Answer 3c: The cta_tiler partitions the data in a memory-efficient way. It allows a large input tensor or data structure to have smaller sub-tensors or components to be extracted and processed in seperate units (such as threads, warps and thread blocks) and then reformed into a new large tensor correctly, retaining the indexing structure. This allows for more efficient parrallelism and more efficient/higher accuracy memory/cache access.

The cta_tiler dynamically adjusts the block sizes being sent for processing based on the incoming group size. The larger the group size, the larger BLK_M, but the smaller BLK_K is - changing the sub-tensor shape. This helps to maintain a consitent computational workload per tile since roughly the same amount of data is being sent to each thread in the Cooperative Thread Arrays (CTAs). This is how it allows memory requirements stay consistent and stable during processing.

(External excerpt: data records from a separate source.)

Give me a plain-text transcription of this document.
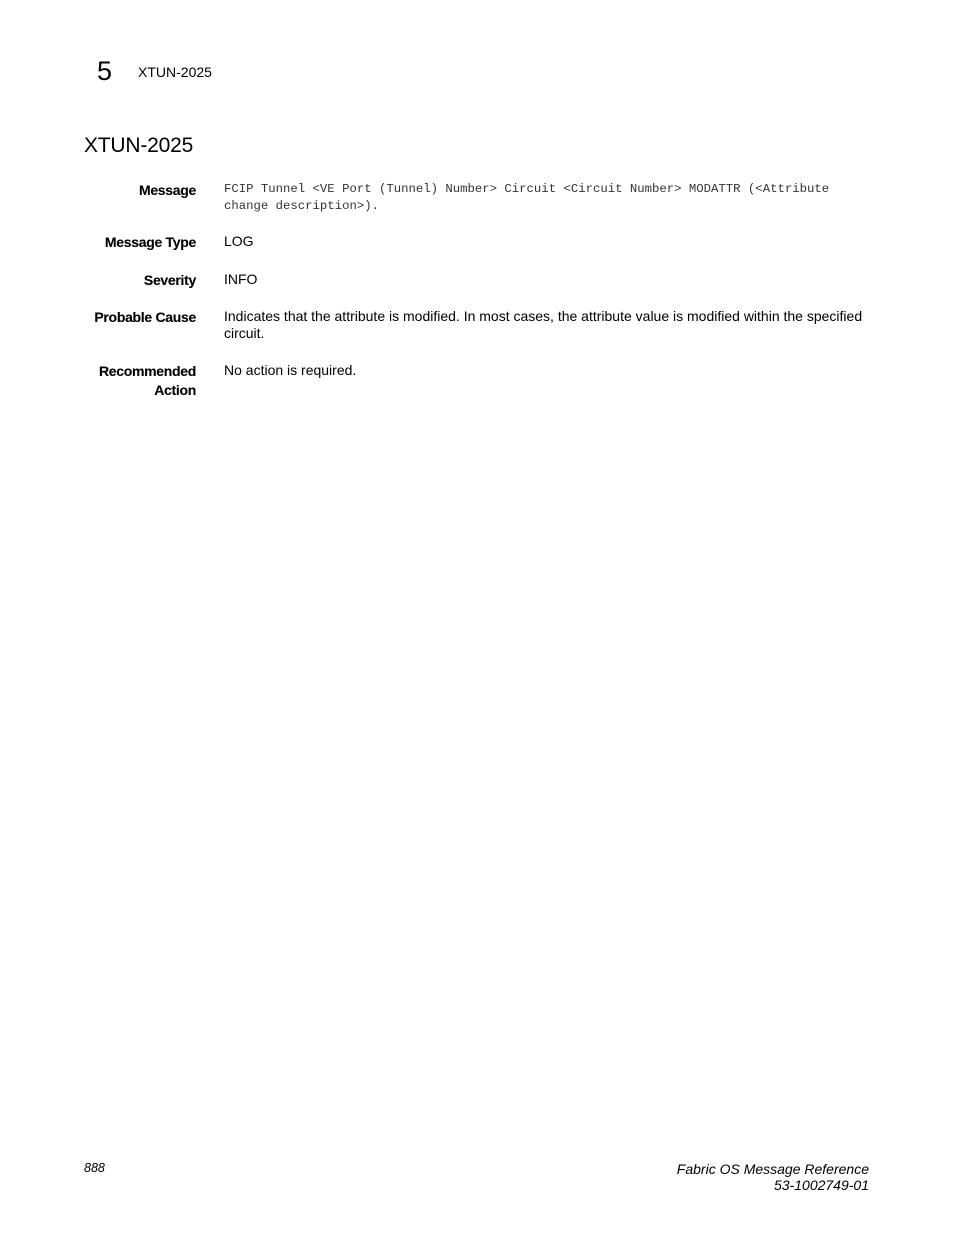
5 XTUN-2025
XTUN-2025
Message FCIP Tunnel <VE Port (Tunnel) Number> Circuit <Circuit Number> MODATTR (<Attribute change description>).
Message Type LOG
Severity INFO
Probable Cause Indicates that the attribute is modified. In most cases, the attribute value is modified within the specified circuit.
Recommended
Action
No action is required.
888	Fabric OS Message Reference
53-1002749-01
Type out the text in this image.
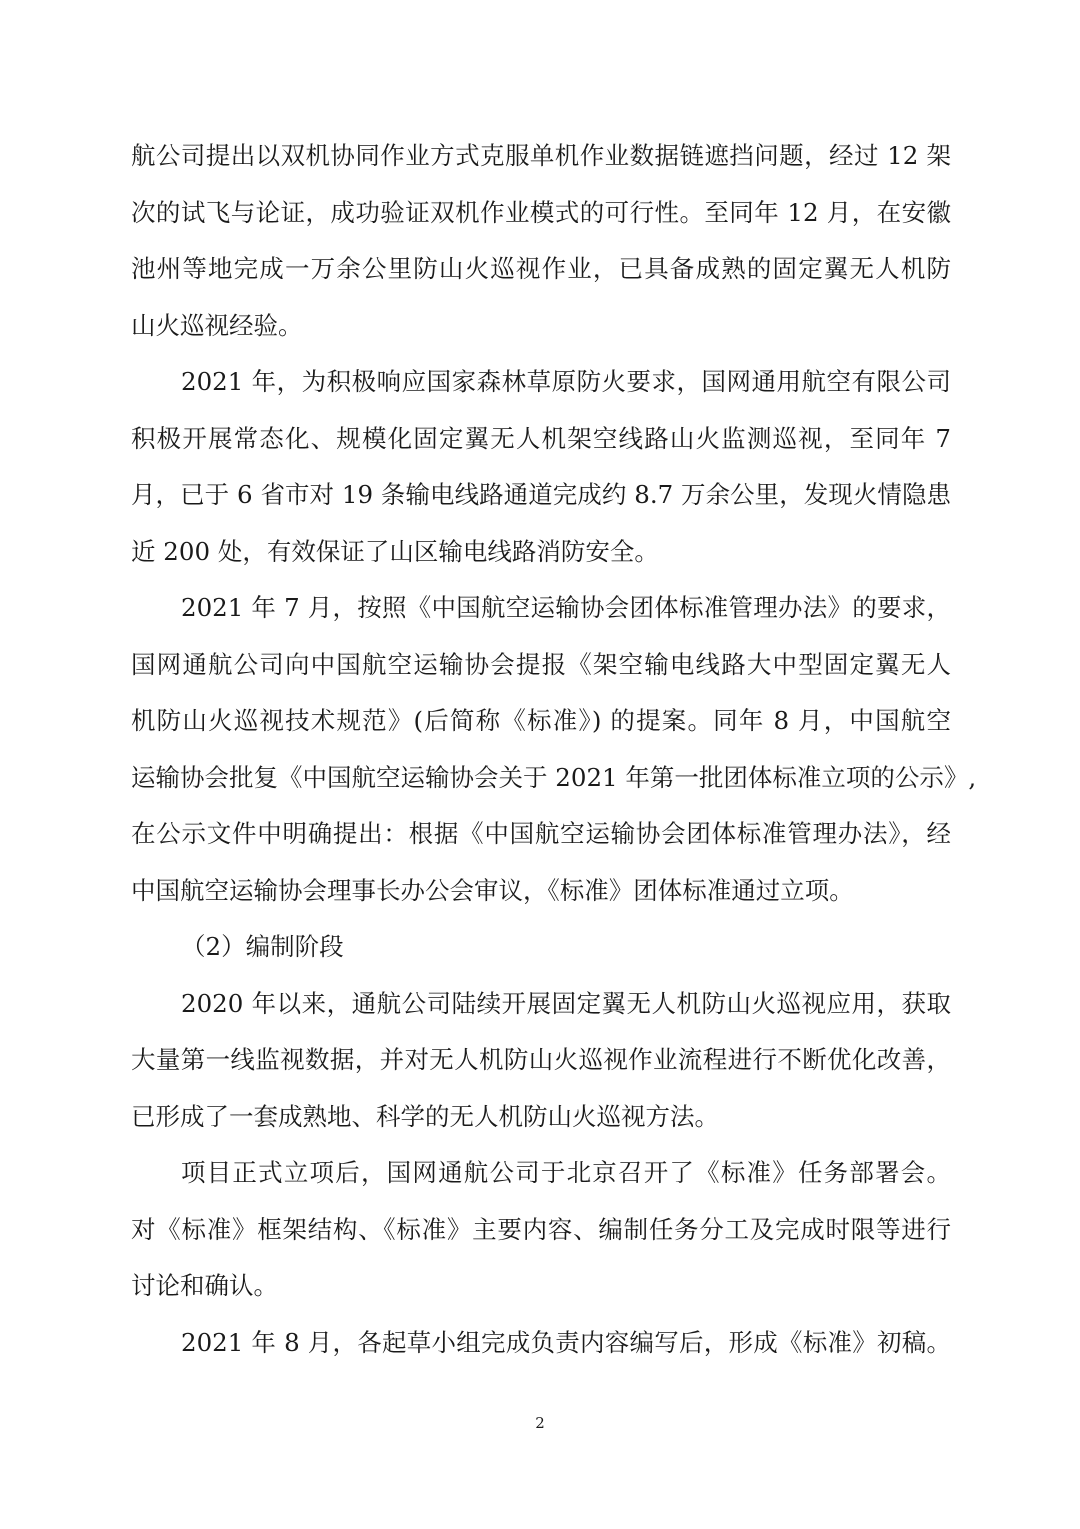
航公司提出以双机协同作业方式克服单机作业数据链遮挡问题，经过 12 架
次的试飞与论证，成功验证双机作业模式的可行性。至同年 12 月，在安徽
池州等地完成一万余公里防山火巡视作业，已具备成熟的固定翼无人机防
山火巡视经验。
2021 年，为积极响应国家森林草原防火要求，国网通用航空有限公司
积极开展常态化、规模化固定翼无人机架空线路山火监测巡视，至同年 7
月，已于 6 省市对 19 条输电线路通道完成约 8.7 万余公里，发现火情隐患
近 200 处，有效保证了山区输电线路消防安全。
2021 年 7 月，按照《中国航空运输协会团体标准管理办法》的要求，
国网通航公司向中国航空运输协会提报《架空输电线路大中型固定翼无人
机防山火巡视技术规范》(后简称《标准》) 的提案。同年 8 月，中国航空
运输协会批复《中国航空运输协会关于 2021 年第一批团体标准立项的公示》,
在公示文件中明确提出：根据《中国航空运输协会团体标准管理办法》，经
中国航空运输协会理事长办公会审议，《标准》团体标准通过立项。
（2）编制阶段
2020 年以来，通航公司陆续开展固定翼无人机防山火巡视应用，获取
大量第一线监视数据，并对无人机防山火巡视作业流程进行不断优化改善，
已形成了一套成熟地、科学的无人机防山火巡视方法。
项目正式立项后，国网通航公司于北京召开了《标准》任务部署会。
对《标准》框架结构、《标准》主要内容、编制任务分工及完成时限等进行
讨论和确认。
2021 年 8 月，各起草小组完成负责内容编写后，形成《标准》初稿。
2
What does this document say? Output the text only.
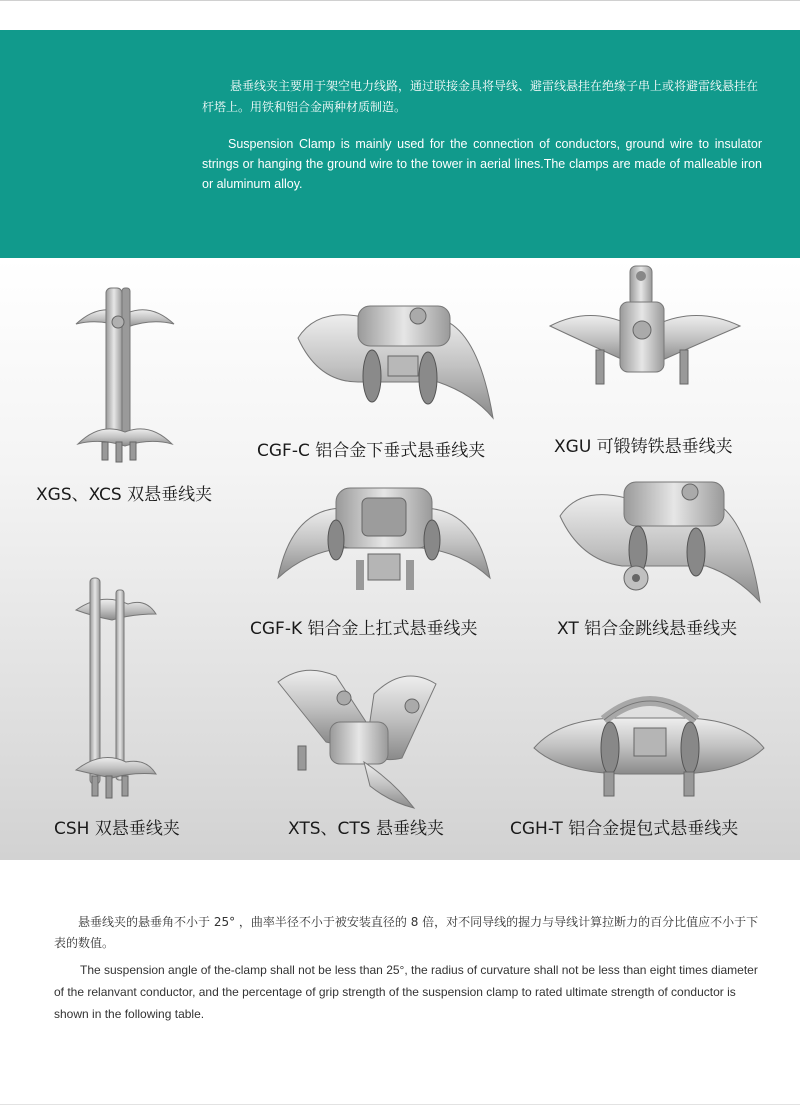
悬垂线夹主要用于架空电力线路，通过联接金具将导线、避雷线悬挂在绝缘子串上或将避雷线悬挂在杆塔上。用铁和铝合金两种材质制造。

Suspension Clamp is mainly used for the connection of conductors, ground wire to insulator strings or hanging the ground wire to the tower in aerial lines.The clamps are made of malleable iron or aluminum alloy.

XGS、XCS 双悬垂线夹

CGF-C 铝合金下垂式悬垂线夹	XGU 可锻铸铁悬垂线夹

CGF-K 铝合金上扛式悬垂线夹	XT 铝合金跳线悬垂线夹

CSH 双悬垂线夹	XTS、CTS 悬垂线夹	CGH-T 铝合金提包式悬垂线夹

悬垂线夹的悬垂角不小于 25° ，曲率半径不小于被安装直径的 8 倍，对不同导线的握力与导线计算拉断力的百分比值应不小于下表的数值。

The suspension angle of the-clamp shall not be less than 25°, the radius of curvature shall not be less than eight times diameter of the relanvant conductor, and the percentage of grip strength of the suspension clamp to rated ultimate strength of conductor is shown in the following table.
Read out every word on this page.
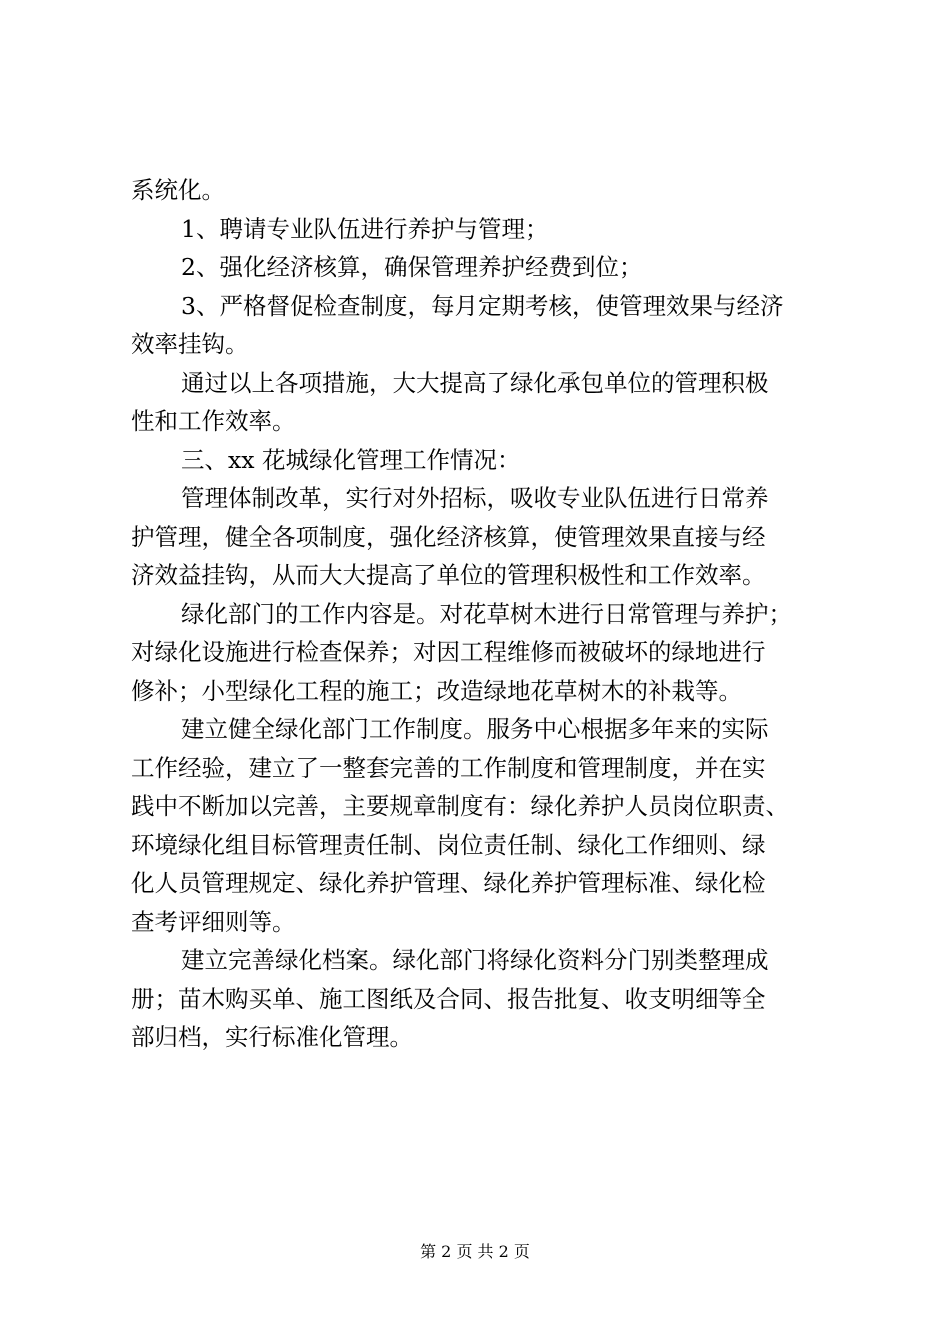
系统化。
1、聘请专业队伍进行养护与管理；
2、强化经济核算，确保管理养护经费到位；
3、严格督促检查制度，每月定期考核，使管理效果与经济
效率挂钩。
通过以上各项措施，大大提高了绿化承包单位的管理积极
性和工作效率。
三、xx 花城绿化管理工作情况：
管理体制改革，实行对外招标，吸收专业队伍进行日常养
护管理，健全各项制度，强化经济核算，使管理效果直接与经
济效益挂钩，从而大大提高了单位的管理积极性和工作效率。
绿化部门的工作内容是。对花草树木进行日常管理与养护；
对绿化设施进行检查保养；对因工程维修而被破坏的绿地进行
修补；小型绿化工程的施工；改造绿地花草树木的补栽等。
建立健全绿化部门工作制度。服务中心根据多年来的实际
工作经验，建立了一整套完善的工作制度和管理制度，并在实
践中不断加以完善，主要规章制度有：绿化养护人员岗位职责、
环境绿化组目标管理责任制、岗位责任制、绿化工作细则、绿
化人员管理规定、绿化养护管理、绿化养护管理标准、绿化检
查考评细则等。
建立完善绿化档案。绿化部门将绿化资料分门别类整理成
册；苗木购买单、施工图纸及合同、报告批复、收支明细等全
部归档，实行标准化管理。
第 2 页 共 2 页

layout_sX partitions the threads in a threadblock by applying the make_layout command from CuTe. It takes in a shape (e.g. a matrix of 8 by 8) and then creates a layout object, which is essential for mapping from coordinate space(s) to an index space. This is what ensures that the larger tensor can be reconstructed correctly after tiling. The layout object, just like cta_tiler, dynamically changes the shape of the sub-tensor based on the input group size (since the shape input to make_layout is also BLK_M and BLK_K), mainting consistent amounts of data per each tile and therefore processing thread.

Answer 3d:
Theres a few reasons why the saved GPU memory is not exactly (32 - (4+8/32))/32 = 86.7% The first is that the code actually uses MXINT8 not MXINT4, meaning the above equation is slightly incorrect. The correct theroetical savings should be (32 - (8 + 8/32))/32 = 74.2%, since the mantissa should be 8 bits not 4. Even with this change, the theoretical savings are not reached. This is due to the quantisation process only being applied to certain layer types. The following code block shows that only linear layers are quantised, and any others (such as activation layers) are left in full precision.

```plaintext
for layer_name, layer in model.named_modules():
if not isinstance(layer, torch.nn.Linear):
continue
if "classifier" in layer_name:
continue
layer.cuda()
layer_q = QLinearPacked.build_from_linear(layer, group_size=mxint8_group_size)
set_layer_by_name(model, layer_name, layer_q)
del layer
torch.cuda.empty_cache()
```

Therefore, even though the quantised weights take up far less space, the overall memory saving is reduced to about 66.4% instead of the upped theoretical bound 74.2% due to non-quantised layers also being used by the GPU.